Wright, who also serves on the Trigg County Fiscal Court as District One Magistrate, said he intends to continue to fulfill those duties.
“My only concern was that I wanted to make sure this would fit in well with my magistrate duties,” Wright said. “I discussed it with [Judge-Executive Hollis Alexander] and got his blessing, so I’ve committed. And it’s not halfway. I’m planning on coaching.”
Wright said a youth camp will be held July 28-30 (see next week’s issue for more information), and he will soon set a meeting for returning high school players.
“There’s not a lot of time left in the summer because many of the players are starting fall sports,” Wright said. “But I do want to get them together. Most of the kids I already know, but I want them to get to know me as a coach and for me to get to know them as players.”
Entering the position with more than 20 years of head coaching experience and knowledge of this year’s returning Lady ‘Cats will be an immediate positive, Wright said.
“I think my experience will help a lot,” Wright said. “Somebody asked me recently what all I’ve coached, and I said, ‘Two years as head eighth grade coach, boys assistant for two years, head girls coach for seven years, head boys coach for 10 years, middle school coach for five years, head boys coach for six years ...’ and they said, ‘How old are you?’ I’m only 54, but in that time, I gained a lot of valuable experience, and I think I can use that to help our girls. It’s all about having the enthusiasm and the energy level. You’ve got to be young at heart to do something like this. I think I’ve got a check in that box.”
From a more personal perspective, Wright said he’s looking forward to coaching players who may resemble a few girls he coached in his first tenure with the Lady ‘Cats.
“I’m getting the chance to coach the daughters of some of the girls I coached, and I’m excited about that,” Wright said.
Wright said he’s also excited at the chance to give back to the school and the community.
“The school system gets a lot of blame sometimes for not hiring a specific coach for every sport,” Wright said. “We offer about 20 teams, every one of them has at least one or two coaches and some have four or five. You’re talking about 65 or more coaches, and even in a perfect world, you’re not going to get that. To be able to step up from the community, if you have the time and ability, the community needs that.”
The Lady ‘Cats have finished with 10 wins in three of the last six years but haven’t finished with more than that since a 15-10 campaign in 2002-03. Wright said he knows the challenge ahead of him and the team and that he’ll do all he can to improve the program.
“My goal is to provide for our girls the best basketball program they could possibly be part of,” Wright said. “I want to teach, lead and develop them as a total person and athlete. A lot of it is just caring about them. It’s going to be the most important program to me. These girls will mean the world to me, and that’s how I’ll treat them.”

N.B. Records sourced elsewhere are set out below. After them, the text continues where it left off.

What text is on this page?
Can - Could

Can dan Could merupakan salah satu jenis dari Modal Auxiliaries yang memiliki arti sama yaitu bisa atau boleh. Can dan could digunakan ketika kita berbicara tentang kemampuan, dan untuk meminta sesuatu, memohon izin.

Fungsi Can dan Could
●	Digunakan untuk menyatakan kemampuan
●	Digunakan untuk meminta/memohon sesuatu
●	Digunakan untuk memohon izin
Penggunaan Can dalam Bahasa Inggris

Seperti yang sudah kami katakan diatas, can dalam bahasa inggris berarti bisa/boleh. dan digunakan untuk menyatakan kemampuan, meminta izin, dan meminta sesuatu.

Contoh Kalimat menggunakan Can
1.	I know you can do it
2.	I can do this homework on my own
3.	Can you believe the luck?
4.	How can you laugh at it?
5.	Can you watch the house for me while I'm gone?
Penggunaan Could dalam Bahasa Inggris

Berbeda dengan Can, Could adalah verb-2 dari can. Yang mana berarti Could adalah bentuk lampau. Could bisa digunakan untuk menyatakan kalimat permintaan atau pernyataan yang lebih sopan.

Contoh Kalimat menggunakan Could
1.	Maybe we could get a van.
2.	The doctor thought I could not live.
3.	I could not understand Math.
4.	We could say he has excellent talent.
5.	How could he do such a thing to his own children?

Wright said he’s been overwhelmed by the level of support he’s received.
“I’ve had a couple of ‘Are you out of your mind?’ comments, but the majority have been really excited about it,” Wright said. “I think there will be bigger crowds and more community involvement.”
The Lady ‘Cats were 88-99 during Wright’s first stint from 1985-92, including a 65-45 mark in the final four seasons, including one 21-win campaign and the program’s only victory in 2nd Region Tournament.
“In those years, we were playing every year against Marshall County, one of the best teams in the state, and playing Hopkinsville and Christian County once or twice a year,” Wright said.
The boys team went 123-148 in Wright’s first tenure and 98-71 in his second.